Des balles crépitent tout l’avant-midi vers Miti en territoire de Kabare. Un pasteur aurait été lynché et mis à mort. Il aurait été surpris en train de voler. Des jeunes curieux le retrouvent avec une poule et des bananes plantains retranchées frauduleusement dans une maison de son voisin.
L’évènement se passe à Kafulumae dans le groupement de Miti en territoire de Kabare. Il est tué par la masse et cela soulève certains membres de sa famille. Ce énième cas de vindicte populaire hausse les chiffres repris sur les statistiques liées à la justice populaire dans cette partie de la province du Sud-Kivu.
En effet, la province du Sud-Kivu se démarque par des cas répétitifs de justice populaire aussi bien dans la ville de Bukavu que dans les territoires. Depuis 2019, année d’accession au pouvoir du régime de Felix Tshisekedi en remplacement de celui de Joseph Kabila par les élections, ces cas ont connu une monté en puissance.
C’est presque chaque deux jours qu’un cas de justice populaire est enregistré en province.

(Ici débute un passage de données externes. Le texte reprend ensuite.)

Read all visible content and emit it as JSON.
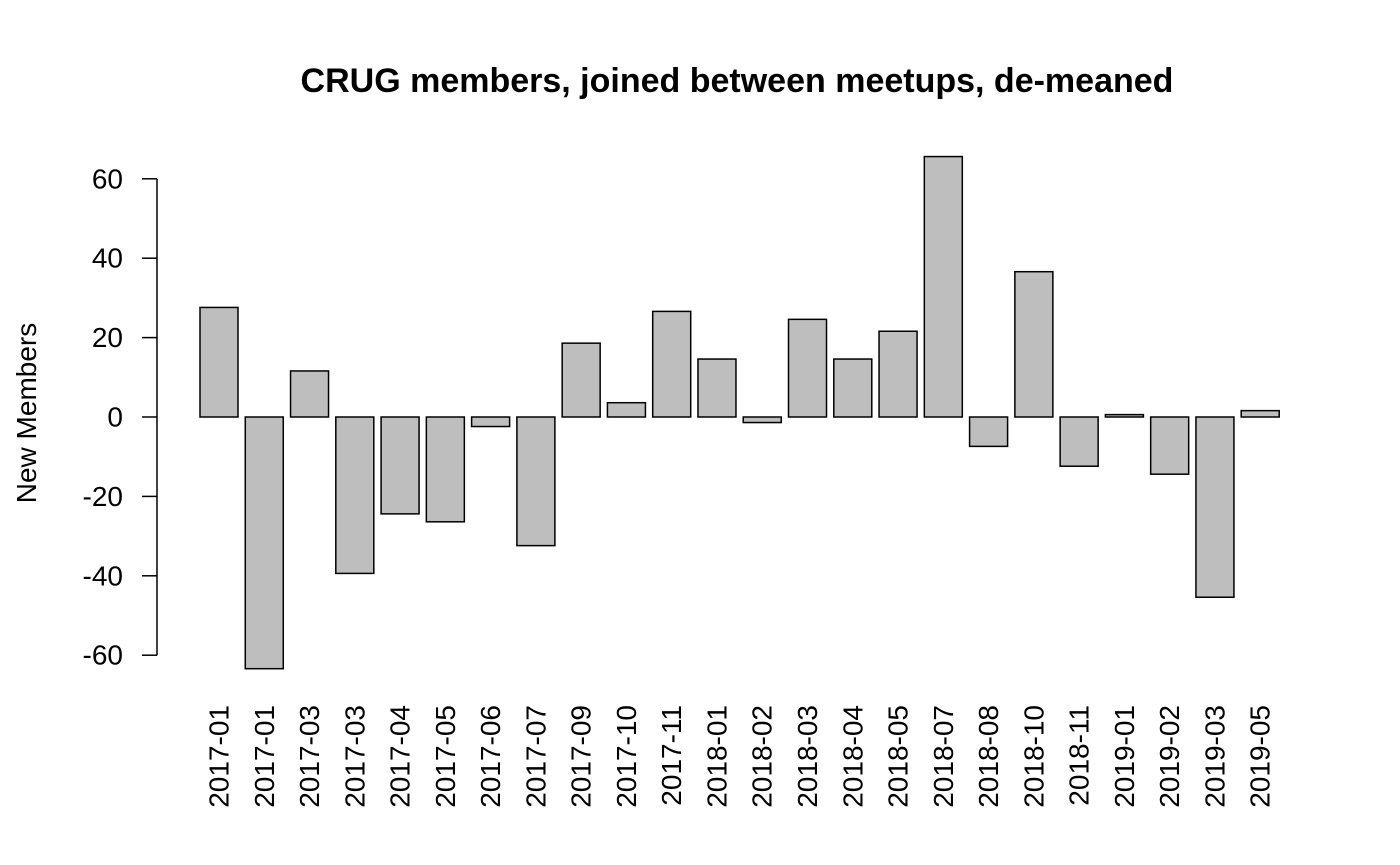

D’après le média en ligne Debout RDC, au cours de l’année 2021, par exemple, 130 (cent trente) personnes ont été lynchées dans la province du Sud-Kivu et une vingtaine d’autres depuis le début de l’année en cours jusqu’au 27 avril.
Le dernier cas en date est celui d’un militaire soupçonné d’avoir tiré sur un homme d’affaire à Kamanyola, en territoire de Walungu, dans la nuit du dimanche 02 octobre 2022. Celui-ci a été tué et son corps a été brulé par la population en colère.
Précédemment, dans la ville de Bukavu, du 04 au 06 juillet 2022, la commune d’Ibanda a enregistré à elle seule deux cas de justice populaire. Un homme soupçonné d’être voleur a été brûlé vif à Panzi et un autre tabassé à mort au Camp Saïo « pour avoir volé une poule ».
Interrogée, la population évoque l’inaction et l’impunité qui caractérisent aussi bien l’appareil judiciaire que les services de sécurité en province. Dans le territoire de Fizi, certains acteurs sociaux et délégués communautaires ont, le 09 septembre 2022, fait une déclaration2 qu’ils vont continuer à s’adonner à la justice populaire comme solution pour réduire les tueries devenues monnaie courante dans leur territoire. Pour motif, ils évoquent la « défaillance et la lenteur du système judiciaire, l’absence des prisons et la relaxation rapide de certains auteurs de meurtres, crimes, viols et violences sexuelles ».
Entendu que la justice populaire crée des fractures sociales au niveau de la communauté et l’absence de l’autorité de l’Etat, si rien n’est fait, nous allons assister à une situation telle que les innocents vont périr dans la colère et le jugement de la masse ; ce qui est susceptible d’engendrer des règlements de compte inutiles et des conflits dans le chef de la population agissant au vu et au su de l’autorité.
Ainsi, le rôle des autorités sécuritaires et judiciaires s’avère impérieux dans le sens de rassurer la population des mesures et sanctions mises en place pour lutter contre la justice populaire dans la province du Sud-Kivu.